Unter dem Eindruck des fortschreitenden Zeitablaufs legte die EU-Seite Anfang 2018 einen ersten Entwurf eines aus ihrer Sicht denkbaren Austrittsvertrags vor, der im Anschluss an einen für den 29.03.2019 erwarteten Austritt eine Übergangsfrist bis zum 31.12.2020 vorsah. Trotz von Beginn an bestehender Zweifel, ob diese Frist ausreichen würde, für die sich aus dem EU-Austritt ergebenden zahlreichen Einzelfragen eine umfassende und zufriedenstellende Lösung zu finden, hoffte man, dass man dies weitestgehend würde abschließen können, bevor die neue EU-Haushaltsperiode ab 2021 beginnen würde.

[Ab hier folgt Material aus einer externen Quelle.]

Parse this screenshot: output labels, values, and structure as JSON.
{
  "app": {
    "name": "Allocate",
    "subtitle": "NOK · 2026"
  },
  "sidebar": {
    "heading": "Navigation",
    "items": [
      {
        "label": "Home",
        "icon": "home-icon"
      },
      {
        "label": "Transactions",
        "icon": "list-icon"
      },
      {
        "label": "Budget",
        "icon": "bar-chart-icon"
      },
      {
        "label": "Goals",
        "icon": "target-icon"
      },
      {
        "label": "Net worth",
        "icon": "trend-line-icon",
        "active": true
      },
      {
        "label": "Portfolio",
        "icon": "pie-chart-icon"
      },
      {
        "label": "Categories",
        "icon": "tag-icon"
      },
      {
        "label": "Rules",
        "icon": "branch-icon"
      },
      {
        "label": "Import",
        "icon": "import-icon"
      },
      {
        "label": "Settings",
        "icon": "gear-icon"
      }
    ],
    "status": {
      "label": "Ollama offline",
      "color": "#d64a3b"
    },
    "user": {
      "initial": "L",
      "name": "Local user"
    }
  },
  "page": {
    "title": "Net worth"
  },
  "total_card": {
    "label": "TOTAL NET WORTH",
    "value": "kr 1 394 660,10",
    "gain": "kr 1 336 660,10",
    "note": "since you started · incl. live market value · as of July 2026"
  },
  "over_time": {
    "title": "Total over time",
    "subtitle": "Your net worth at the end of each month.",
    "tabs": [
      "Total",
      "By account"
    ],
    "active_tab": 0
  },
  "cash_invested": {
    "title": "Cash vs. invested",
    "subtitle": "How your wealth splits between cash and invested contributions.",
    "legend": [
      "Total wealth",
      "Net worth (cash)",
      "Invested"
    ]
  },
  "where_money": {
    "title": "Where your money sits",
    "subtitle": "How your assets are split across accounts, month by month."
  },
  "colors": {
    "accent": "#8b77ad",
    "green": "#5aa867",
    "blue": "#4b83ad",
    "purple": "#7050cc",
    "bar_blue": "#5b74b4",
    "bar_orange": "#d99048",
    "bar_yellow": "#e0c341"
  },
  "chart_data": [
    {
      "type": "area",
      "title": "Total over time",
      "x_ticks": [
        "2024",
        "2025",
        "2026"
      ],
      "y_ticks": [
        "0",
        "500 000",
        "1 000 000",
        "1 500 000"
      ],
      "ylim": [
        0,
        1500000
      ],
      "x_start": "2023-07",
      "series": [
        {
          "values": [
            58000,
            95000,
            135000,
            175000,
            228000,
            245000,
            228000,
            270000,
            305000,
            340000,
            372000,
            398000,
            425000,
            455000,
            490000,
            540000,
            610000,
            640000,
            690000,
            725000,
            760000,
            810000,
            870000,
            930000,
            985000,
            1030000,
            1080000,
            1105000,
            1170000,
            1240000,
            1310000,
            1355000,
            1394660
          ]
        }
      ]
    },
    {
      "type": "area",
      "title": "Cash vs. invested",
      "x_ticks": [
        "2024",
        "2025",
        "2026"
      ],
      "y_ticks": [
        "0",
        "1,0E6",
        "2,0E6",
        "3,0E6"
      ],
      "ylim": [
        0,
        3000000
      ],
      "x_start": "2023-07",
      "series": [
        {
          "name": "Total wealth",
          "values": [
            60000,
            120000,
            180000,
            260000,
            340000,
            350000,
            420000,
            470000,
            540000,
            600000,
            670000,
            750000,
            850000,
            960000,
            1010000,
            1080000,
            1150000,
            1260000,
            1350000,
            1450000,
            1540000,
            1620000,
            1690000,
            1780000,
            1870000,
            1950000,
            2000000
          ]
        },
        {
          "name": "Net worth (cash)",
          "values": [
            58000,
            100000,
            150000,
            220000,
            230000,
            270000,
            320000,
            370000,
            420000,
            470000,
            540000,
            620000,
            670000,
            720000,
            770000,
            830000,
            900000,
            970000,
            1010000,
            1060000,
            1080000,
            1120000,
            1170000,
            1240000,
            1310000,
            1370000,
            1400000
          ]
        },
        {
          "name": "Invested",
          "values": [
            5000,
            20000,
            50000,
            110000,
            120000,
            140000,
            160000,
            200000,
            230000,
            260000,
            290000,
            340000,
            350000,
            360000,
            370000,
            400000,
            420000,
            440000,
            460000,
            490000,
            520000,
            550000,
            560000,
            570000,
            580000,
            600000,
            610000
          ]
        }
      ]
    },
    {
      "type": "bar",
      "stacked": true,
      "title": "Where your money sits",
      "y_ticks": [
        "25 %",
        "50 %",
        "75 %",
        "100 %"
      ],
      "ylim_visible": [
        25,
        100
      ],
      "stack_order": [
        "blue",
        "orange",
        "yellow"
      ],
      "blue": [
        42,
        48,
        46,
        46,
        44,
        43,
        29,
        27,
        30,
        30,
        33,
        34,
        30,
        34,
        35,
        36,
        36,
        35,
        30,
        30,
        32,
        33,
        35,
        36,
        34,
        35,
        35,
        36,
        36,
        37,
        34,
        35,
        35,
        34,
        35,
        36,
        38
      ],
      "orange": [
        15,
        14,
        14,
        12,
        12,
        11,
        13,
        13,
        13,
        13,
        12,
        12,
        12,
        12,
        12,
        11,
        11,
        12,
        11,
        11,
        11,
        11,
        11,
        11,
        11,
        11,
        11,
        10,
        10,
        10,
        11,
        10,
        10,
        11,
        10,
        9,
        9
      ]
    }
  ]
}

Großbritannien überführte seinerseits durch den sog. European Union (Withdrawal) Act, nach fast einjährigen Verhandlungen im Unterhaus, das bestehende EU-Recht zunächst in nationales britisches Recht. Damit wollte man sich die Flexibilität sichern, einerseits keinen "regellosen Zustand" eintreten zu lassen, wenn es zu keiner hinreichenden Übergangsfrist mit der EU käme, andererseits die gesetzliche Grundlage dafür schaffen, in Einzelfall "souverän" darüber entscheiden zu können, welche der so überführten ehemaligen EU-Regeln man beibehalten, welche man streichen, ändern oder durch neue Regeln ersetzen wolle.

Erst im November 2018, das heißt gut vier Monate vor Ablauf der Austrittsfrist nach Art. 50 EUV, einigten sich beide Verhandlungsseiten auf einen umfangreichen Austrittsvertrag, der für Nordirland die sog. "Backstop"-Lösung beinhaltete:

Danach sollte das VK zunächst für einen Übergangszeitraum von bis zu 21 Monaten nach dem 29.03.2019 weiter die in der Europäischen Zollunion geltenden Außenzölle und EU-Herkunftsregeln anwenden. Zölle oder Warenkontrollen zwischen der EU und dem VK würden in dieser Zeit, mit wenigen Ausnahmen, auch noch ausgeschlossen. Das VK wäre allerdings in diesem Zeitraum daran gehindert, eigenständige Handels- und Zollabkommen mit Drittstaaten abzuschließen, sondern müsste die EU-Regeln einhalten, ohne darüber selbst mit entscheiden zu können. Sofern innerhalb dieser Frist eine praktikable Lösung gefunden würde, physische Grenzkontrollen zwischen Nordirland und der EU (insbesondere gegenüber der Republik Irland) zu vermeiden, wäre ein früherer Ausstieg aus der Zollunion möglich. Darüber hätte indes weder Großbritannien noch Nordirland einseitig, d. h. ohne Zustimmung der EU, entscheiden können.

Im Dezember 2018 bestätigte der EuGH in einer Grundsatzentscheidung, dass Großbritannien seine Austrittserklärung vom 29.03.2017 nach Art. 50 EUV ohne Zustimmung der EU einseitig widerrufen könne (Urteil vom 10.12.2018, C 621/18, Wightman and others, EWS 2018, 327).